The initial command seems to complete successfully, and the service stops and starts… but when queried it is still using the local CMOS clock.
Ed, make sure you’re typing the commands in correctly and that the time source is valid. Check out the MS KB article if you’re still stuck.
Been trying this for nearly 6 months and the problem keeps popping up Again every 2nd month (give or take).
Our SBS2011 simply WILL not move from ‘Local Cmos’
I was able to get the original commands to work on SBS 2011.
After you stop and restart the w32time service it does indeed say Local CMOS.

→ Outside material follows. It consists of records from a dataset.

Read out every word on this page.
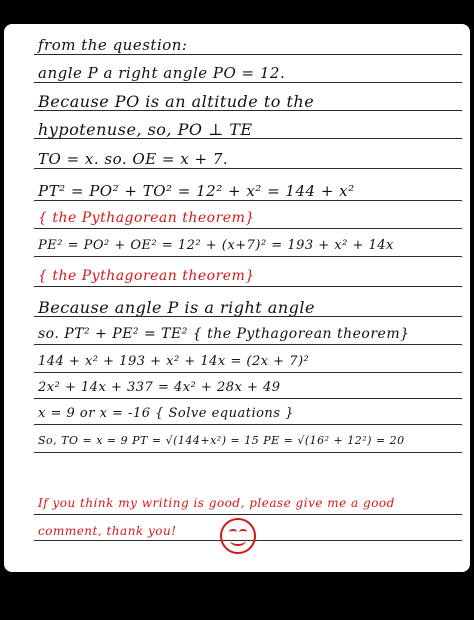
from the question:
angle P a right angle PO = 12.
Because PO is an altitude to the
hypotenuse, so, PO ⊥ TE
TO = x. so. OE = x + 7.
PT² = PO² + TO² = 12² + x² = 144 + x²
{ the Pythagorean theorem}
PE² = PO² + OE² = 12² + (x+7)² = 193 + x² + 14x
{ the Pythagorean theorem}
Because angle P is a right angle
so. PT² + PE² = TE² { the Pythagorean theorem}
144 + x² + 193 + x² + 14x = (2x + 7)²
2x² + 14x + 337 = 4x² + 28x + 49
x = 9 or x = -16 { Solve equations }
So, TO = x = 9 PT = √(144+x²) = 15 PE = √(16² + 12²) = 20
If you think my writing is good, please give me a good
comment, thank you!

But if you wait for like 30 seconds and then query again, it lists the Time server I entered.
Also, instead of au.pool.ntp.org I used 1.au.pool.ntp.org (there are 0.au.pool.ntp.org, 1.au.pool.ntp.org, 2.au.pool.ntp.org and 3.au.pool.ntp.org
net stop w32time
w32tm /config /manualpeerlist:time.domain.com /syncfromflags:all /reliable:yes
net start w32time
w32tm /query /status
My observation is telling me there is a running config that is saved and you cannot update it while it is running. You need to turn the service off to update it.
Also, you have to run w32time /query /status about 10 times for it change from cmos clock to time.domain.com.
I used the original command on a SBS 2011 server. After a stop and restart of the service, it did say Local CMOS. I tried the original command again (without stop/start), and then it did say pool.ntp.org.
Now I wounder what will happen at a server restart, but thankfully that doesn’t happen so often.
Also on SBS 2011, thank you for the tip that you just need to wait 30 (or less) seconds to check the status. I haven’t rebooted but after the Source updated to au.pool.ntp.org (I’m also Australia), I then stopped and restarted the service and checked status and it first said Local CMOS, then checked status again and it updated to au.pool.ntp.org
So it seems that some SBS 2011 process sets the source to Local CMOS initially upon w32tm startup before then changing it to the source that you configure.
I would also guess that if you stopped and started it and checked the status first before changing it at all it would say Local CMOS and then after some seconds it would change to Free-running System Clock. I don’t care enough to google why it is different on SBS, but there you have it.